La Koch era già stata processata e condannata all’ergastolo nel 1947, pena poi commutata in 4 anni “perché non erano state fornite prove evidenti”.
Fu rilasciata però nel 1949 dal Generale Lucius Clay, comandante statunitense della zona tedesca, ma venne subito arrestata e processata dalla corte tedesca, viste le proteste che si erano scatenate per la sua liberazione.
Chi era questo essere immondo?
La sua crudeltà iniziò nel 1936, quando diventò sorvegliante presso il campo di concentramento di Sachsenhausen. Qui conobbe e sposò il comandante Karl Otto Koch. Nel 1937 arrivò al campo di concentramento di Buchenwald, come moglie del comandante: influenzata dal potere e dalla posizione del marito, iniziò a torturare gli internati.
Nel processo a suo carico venne riferito che la Koch fosse solita annotarsi i numeri dei prigionieri che avevano tatuaggi particolarmente originali, che li facesse uccidere e utilizzasse la loro pelle per realizzare paralumi, copertine di libri, album di foto e guanti.
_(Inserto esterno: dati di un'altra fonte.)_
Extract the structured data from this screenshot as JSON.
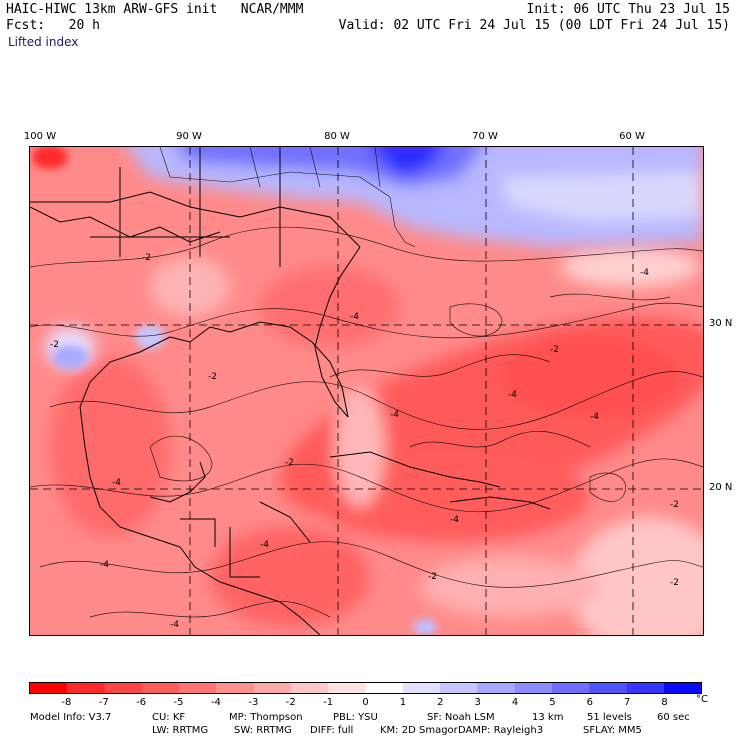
{
  "header": {
    "left_line1": "HAIC-HIWC 13km ARW-GFS init   NCAR/MMM",
    "left_line2": "Fcst:   20 h",
    "right_line1": "Init: 06 UTC Thu 23 Jul 15",
    "right_line2": "Valid: 02 UTC Fri 24 Jul 15 (00 LDT Fri 24 Jul 15)",
    "field": "Lifted index"
  },
  "map": {
    "longitude_labels": [
      "100 W",
      "90 W",
      "80 W",
      "70 W",
      "60 W"
    ],
    "latitude_labels": [
      "30 N",
      "20 N"
    ],
    "contour_labels": [
      "-2",
      "-4",
      "-2",
      "-4",
      "-2",
      "-4",
      "-2",
      "-4",
      "-4",
      "-4",
      "-2",
      "-4",
      "-2",
      "-4",
      "-2",
      "-4",
      "-2",
      "-4"
    ]
  },
  "colorbar": {
    "colors": [
      "#ff0000",
      "#ff2a2a",
      "#ff4545",
      "#ff5d5d",
      "#ff7575",
      "#ff9090",
      "#ffabab",
      "#ffc8c8",
      "#ffe2e2",
      "#ffffff",
      "#e2e2ff",
      "#c5c5ff",
      "#a8a8ff",
      "#8c8cff",
      "#6f6fff",
      "#5252ff",
      "#3636ff",
      "#0a0aff"
    ],
    "ticks": [
      "-8",
      "-7",
      "-6",
      "-5",
      "-4",
      "-3",
      "-2",
      "-1",
      "0",
      "1",
      "2",
      "3",
      "4",
      "5",
      "6",
      "7",
      "8"
    ],
    "unit": "°C"
  },
  "footer": {
    "row1": [
      "Model Info: V3.7",
      "CU: KF",
      "MP: Thompson",
      "PBL: YSU",
      "SF: Noah LSM",
      "13 km",
      "51 levels",
      "60 sec"
    ],
    "row2": [
      "LW: RRTMG",
      "SW: RRTMG",
      "DIFF: full",
      "KM: 2D Smagor",
      "DAMP: Rayleigh3",
      "SFLAY: MM5"
    ]
  }
}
l’ex internato Herbert Froeboeß testimoniò che: “Nell’estate del 1940 stavamo lavorando nello stadio delle SS. Era una giornata calda, e abbiamo lavorato con la parte superiore del corpo esposta. Avevamo un giovane francese o belga che lavorava per noi, di nome Jean Collinette. Era conosciuto in tutto il campo per i suoi tatuaggi. Particolarmente vistosi erano un serpente cobra colorato arrotolato intorno al suo braccio sinistro fino in cima, e un veliero a quattro alberi particolarmente ben tatuato sul petto. Ilse Koch passò a cavallo, tenne il suo cavallo davanti a Jean, guardò i tatuaggi e scrisse il suo numero. Quella sera Jean fu chiamato al cancello e non lo vedemmo più. Sei mesi dopo,nel dipartimento di patologia del campo, ho riconosciuto un pezzo di pelle con il veliero di Jean. Più tardi ho visto la stessa nave in un album di foto dei Koch“.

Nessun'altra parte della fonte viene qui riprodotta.